I am all about preparation and timing. But, for me, the best education has been just to go for it. Failing means learning. And sooner or later, those failures (lessons learned) pile up enough to give you a firm footing.

You’re never gonna stifle this persistence
You’re never gonna stop me with your friction
Every move I make I make in the one who puts this all in motion

“The One”, by the way, is Jesus Christ. He is my source.

Ri-iide
I am living for more than the end
Ri-iide
I’m not waiting for all of the answers
before I begin

Life really is short. In his song “Better Than Me” my friend Mike Kinnebrew says “Thirty years they just took to flight. Time just pulled me like a train.” That train pulls us faster and faster every year. We get so wrapped up in our goals and just getting through the day, that we forget to pause and simply take in this gift we call life. I am all about goals and reaching finish lines, believe me. But this race, this journey, has MUCH for us to take in, in every moment! That line between point A and point B is an exciting, hilly, bumpy, peaceful, happy, rocky, frustrating, smooth, sad, unbelievable ride. Ride!

Whoa-oh-oh
Finally my eyes have vision
This open heart has a mission
Step by step by step
I follow the unstoppable leader of the hopeful broken

Throughout the process of writing, tweaking, recording, and releasing these songs I discovered even more how much every person on this planet has brokenness. I have heard nonstop story after story from friends, family, complete strangers, and random fans who have been through hell. Job losses, divorces, deaths, and broken hearts abound. I have also heard stories of people a few years removed from those same hard times. They have clarity. They are stronger. The wind was knocked out of them, and they had to start over. They had to be carried, then they crawled, then walked. Step by step by step by step by step...

This life it pulls
The ride it rises and it falls
Beyond our dreams when we were small
When we were fearless, before we lost it all

It’s sad to think that when these storms come, our “new normal”  becomes a life with a little less innocence. I can think of no other time in my life when I felt more defeated and broken, as when my wife and I went through the loss of our daughter, Bella. We got robbed. That’s not the way things are supposed to be. Fearless will never again be an approach we take when it comes to having children.

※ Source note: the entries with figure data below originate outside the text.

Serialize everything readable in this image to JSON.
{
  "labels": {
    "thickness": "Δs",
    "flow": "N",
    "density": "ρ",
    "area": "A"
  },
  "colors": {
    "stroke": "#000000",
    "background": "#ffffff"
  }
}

That seems like a pretty downer statement. But this is our reality. This is life. This is our ride.

Now, I believe that we will have better days of hope and happiness. I believe that these waters will calm down. I believe that we will be fearless in other areas. But, I am learning to accept the bad along with the good. The dying with the living. Complete hope, while completely broken.